How many states have legalized cannabis?

As of 2026, 24 states plus Washington, D.C. have legalized adult-use (recreational) cannabis, and roughly 38–39 states plus D.C. have a comprehensive medical cannabis program. D.C. allows possession but not commercial sales. Cannabis remains federally controlled, with a Schedule III rescheduling under review.

How big is the legal cannabis market?

Legal U.S. retail cannabis sales topped $30 billion in 2024 (NORML analysis of state data) and are estimated around $33–34 billion in 2025. States have collected over $20 billion in cumulative cannabis tax revenue since 2014, per the Marijuana Policy Project.

Is teen cannabis use going up because of legalization?

No — the data shows the opposite. Monitoring the Future found past-year cannabis use among 12th graders at about 26% in 2025, near a 30-year low, with younger grades far lower and still falling. Researchers note the predicted surge in youth use after legalization did not materialize.

What percentage of Americans support legalizing cannabis?

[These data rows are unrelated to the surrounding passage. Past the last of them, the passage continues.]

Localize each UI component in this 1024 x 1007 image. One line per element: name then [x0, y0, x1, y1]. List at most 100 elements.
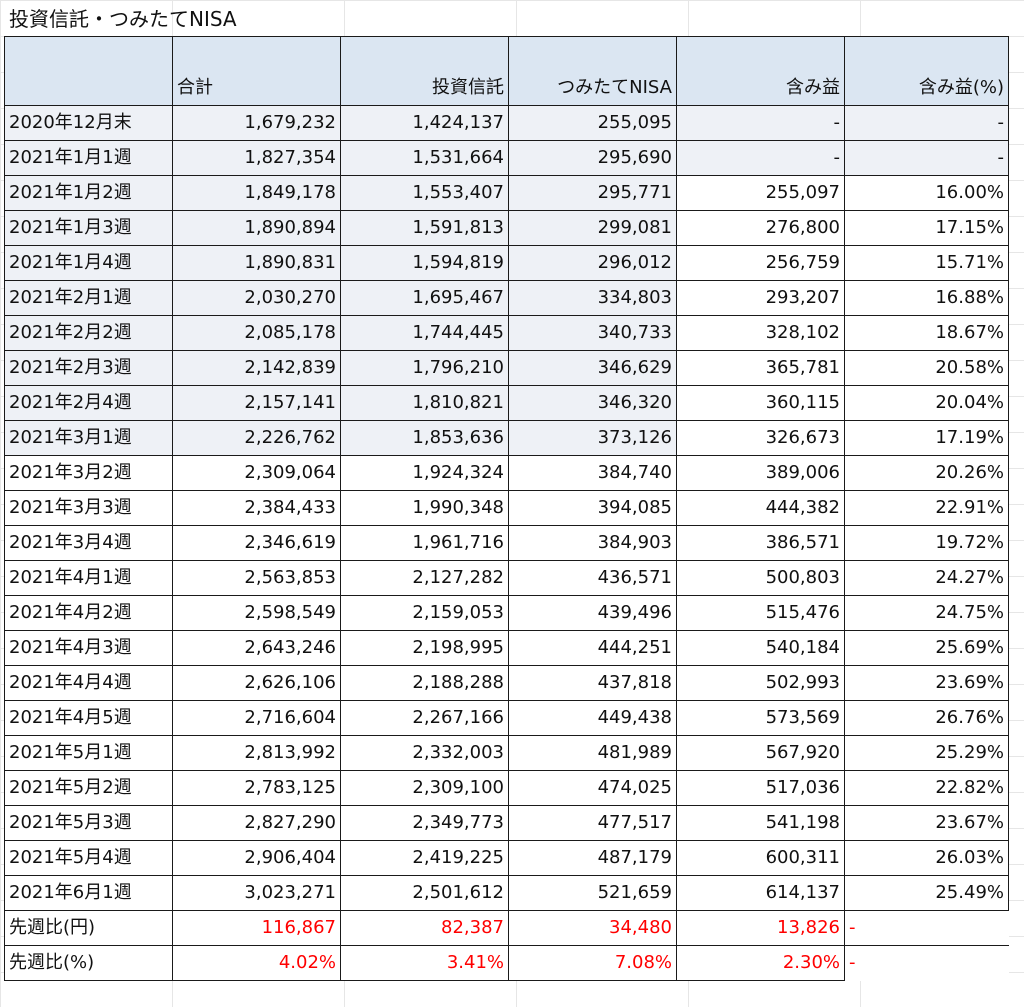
unrealized-gain-pct-cell[interactable]: 18.67% — [844, 315, 1009, 351]
total-cell[interactable]: 2,309,064 — [172, 455, 341, 491]
total-cell[interactable]: 2,384,433 — [172, 490, 341, 526]
unrealized-gain-cell[interactable]: - — [676, 105, 845, 141]
tsumitate-nisa-cell[interactable]: 449,438 — [508, 700, 677, 736]
total-cell[interactable]: 2,906,404 — [172, 840, 341, 876]
total-cell[interactable]: 2,157,141 — [172, 385, 341, 421]
investment-trust-cell[interactable]: 1,853,636 — [340, 420, 509, 456]
total-cell[interactable]: 2,626,106 — [172, 665, 341, 701]
total-cell[interactable]: 1,827,354 — [172, 140, 341, 176]
unrealized-gain-cell[interactable]: 360,115 — [676, 385, 845, 421]
row-label-cell[interactable]: 2020年12月末 — [4, 105, 173, 141]
row-label-cell[interactable]: 2021年5月3週 — [4, 805, 173, 841]
total-cell[interactable]: 3,023,271 — [172, 875, 341, 911]
unrealized-gain-pct-cell[interactable]: - — [844, 140, 1009, 176]
unrealized-gain-cell[interactable]: 256,759 — [676, 245, 845, 281]
row-label-cell[interactable]: 2021年4月5週 — [4, 700, 173, 736]
unrealized-gain-pct-cell[interactable]: 23.69% — [844, 665, 1009, 701]
tsumitate-nisa-cell[interactable]: 299,081 — [508, 210, 677, 246]
total-cell[interactable]: 1,890,894 — [172, 210, 341, 246]
unrealized-gain-cell[interactable]: 614,137 — [676, 875, 845, 911]
total-cell[interactable]: 2,226,762 — [172, 420, 341, 456]
investment-trust-cell[interactable]: 2,309,100 — [340, 770, 509, 806]
investment-trust-cell[interactable]: 2,188,288 — [340, 665, 509, 701]
total-cell[interactable]: 2,030,270 — [172, 280, 341, 316]
summary-value-cell[interactable]: 7.08% — [508, 945, 677, 981]
unrealized-gain-pct-cell[interactable]: 25.69% — [844, 630, 1009, 666]
investment-trust-cell[interactable]: 2,198,995 — [340, 630, 509, 666]
investment-trust-cell[interactable]: 2,332,003 — [340, 735, 509, 771]
investment-trust-cell[interactable]: 1,531,664 — [340, 140, 509, 176]
row-label-cell[interactable]: 2021年1月4週 — [4, 245, 173, 281]
investment-trust-cell[interactable]: 2,267,166 — [340, 700, 509, 736]
investment-trust-cell[interactable]: 1,990,348 — [340, 490, 509, 526]
row-label-cell[interactable]: 2021年2月2週 — [4, 315, 173, 351]
tsumitate-nisa-cell[interactable]: 346,629 — [508, 350, 677, 386]
unrealized-gain-pct-cell[interactable]: 16.00% — [844, 175, 1009, 211]
investment-trust-cell[interactable]: 1,924,324 — [340, 455, 509, 491]
unrealized-gain-pct-cell[interactable]: 19.72% — [844, 525, 1009, 561]
unrealized-gain-cell[interactable]: 517,036 — [676, 770, 845, 806]
tsumitate-nisa-cell[interactable]: 477,517 — [508, 805, 677, 841]
tsumitate-nisa-cell[interactable]: 384,740 — [508, 455, 677, 491]
investment-trust-cell[interactable]: 1,695,467 — [340, 280, 509, 316]
tsumitate-nisa-cell[interactable]: 346,320 — [508, 385, 677, 421]
total-cell[interactable]: 2,085,178 — [172, 315, 341, 351]
summary-value-cell[interactable]: 34,480 — [508, 910, 677, 946]
row-label-cell[interactable]: 2021年1月2週 — [4, 175, 173, 211]
unrealized-gain-cell[interactable]: 600,311 — [676, 840, 845, 876]
unrealized-gain-pct-cell[interactable]: 20.26% — [844, 455, 1009, 491]
tsumitate-nisa-cell[interactable]: 384,903 — [508, 525, 677, 561]
tsumitate-nisa-cell[interactable]: 255,095 — [508, 105, 677, 141]
header-cell-corner[interactable] — [4, 36, 173, 106]
row-label-cell[interactable]: 2021年4月2週 — [4, 595, 173, 631]
investment-trust-cell[interactable]: 1,810,821 — [340, 385, 509, 421]
summary-value-cell[interactable]: 4.02% — [172, 945, 341, 981]
unrealized-gain-pct-cell[interactable]: 25.49% — [844, 875, 1009, 911]
total-cell[interactable]: 2,783,125 — [172, 770, 341, 806]
unrealized-gain-pct-cell[interactable]: 23.67% — [844, 805, 1009, 841]
summary-value-cell[interactable]: 2.30% — [676, 945, 845, 981]
header-cell-unrealized-gain[interactable]: 含み益 — [676, 36, 845, 106]
tsumitate-nisa-cell[interactable]: 296,012 — [508, 245, 677, 281]
total-cell[interactable]: 2,598,549 — [172, 595, 341, 631]
summary-pct-cell[interactable]: - — [844, 910, 1009, 946]
row-label-cell[interactable]: 2021年3月1週 — [4, 420, 173, 456]
unrealized-gain-cell[interactable]: 389,006 — [676, 455, 845, 491]
unrealized-gain-cell[interactable]: 541,198 — [676, 805, 845, 841]
investment-trust-cell[interactable]: 1,961,716 — [340, 525, 509, 561]
total-cell[interactable]: 2,142,839 — [172, 350, 341, 386]
unrealized-gain-cell[interactable]: 326,673 — [676, 420, 845, 456]
investment-trust-cell[interactable]: 2,419,225 — [340, 840, 509, 876]
total-cell[interactable]: 1,679,232 — [172, 105, 341, 141]
investment-trust-cell[interactable]: 1,796,210 — [340, 350, 509, 386]
unrealized-gain-cell[interactable]: 515,476 — [676, 595, 845, 631]
unrealized-gain-pct-cell[interactable]: 26.03% — [844, 840, 1009, 876]
unrealized-gain-cell[interactable]: 276,800 — [676, 210, 845, 246]
unrealized-gain-cell[interactable]: 444,382 — [676, 490, 845, 526]
unrealized-gain-pct-cell[interactable]: 22.91% — [844, 490, 1009, 526]
header-cell-unrealized-gain-pct[interactable]: 含み益(%) — [844, 36, 1009, 106]
row-label-cell[interactable]: 2021年5月2週 — [4, 770, 173, 806]
row-label-cell[interactable]: 2021年2月4週 — [4, 385, 173, 421]
investment-trust-cell[interactable]: 2,159,053 — [340, 595, 509, 631]
summary-value-cell[interactable]: 116,867 — [172, 910, 341, 946]
row-label-cell[interactable]: 2021年6月1週 — [4, 875, 173, 911]
unrealized-gain-cell[interactable]: 573,569 — [676, 700, 845, 736]
total-cell[interactable]: 2,643,246 — [172, 630, 341, 666]
row-label-cell[interactable]: 2021年3月4週 — [4, 525, 173, 561]
investment-trust-cell[interactable]: 1,591,813 — [340, 210, 509, 246]
row-label-cell[interactable]: 2021年5月1週 — [4, 735, 173, 771]
summary-pct-cell[interactable]: - — [844, 945, 1009, 981]
investment-trust-cell[interactable]: 2,501,612 — [340, 875, 509, 911]
summary-value-cell[interactable]: 3.41% — [340, 945, 509, 981]
unrealized-gain-cell[interactable]: 386,571 — [676, 525, 845, 561]
tsumitate-nisa-cell[interactable]: 474,025 — [508, 770, 677, 806]
row-label-cell[interactable]: 2021年3月3週 — [4, 490, 173, 526]
summary-value-cell[interactable]: 13,826 — [676, 910, 845, 946]
header-cell-total[interactable]: 合計 — [172, 36, 341, 106]
row-label-cell[interactable]: 2021年2月3週 — [4, 350, 173, 386]
unrealized-gain-cell[interactable]: 293,207 — [676, 280, 845, 316]
row-label-cell[interactable]: 2021年1月1週 — [4, 140, 173, 176]
tsumitate-nisa-cell[interactable]: 444,251 — [508, 630, 677, 666]
tsumitate-nisa-cell[interactable]: 340,733 — [508, 315, 677, 351]
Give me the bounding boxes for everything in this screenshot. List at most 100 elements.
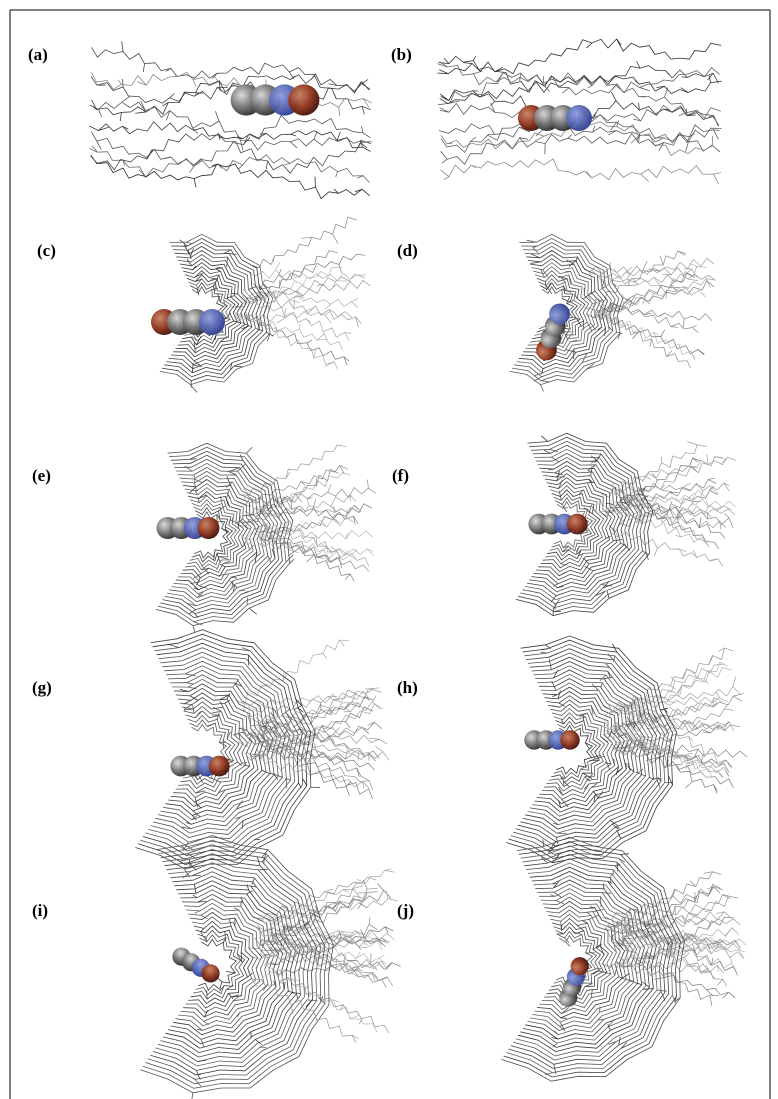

Gallup's November 2025 poll found 64% of U.S. adults support legalization — a majority, though down from the 68–70% range of 2020–2024. Pew Research found about 88% support legal cannabis for medical use, recreational use, or both, with 57% favoring both.

Does THC in a crash or drug test prove someone was impaired?

No. NHTSA found 25.1% of seriously or fatally injured road users tested positive for active THC (2019–2021 data), but the agency stresses that detection does not establish impairment, because THC can remain detectable long after any effect has worn off. The same caveat applies to workplace tests.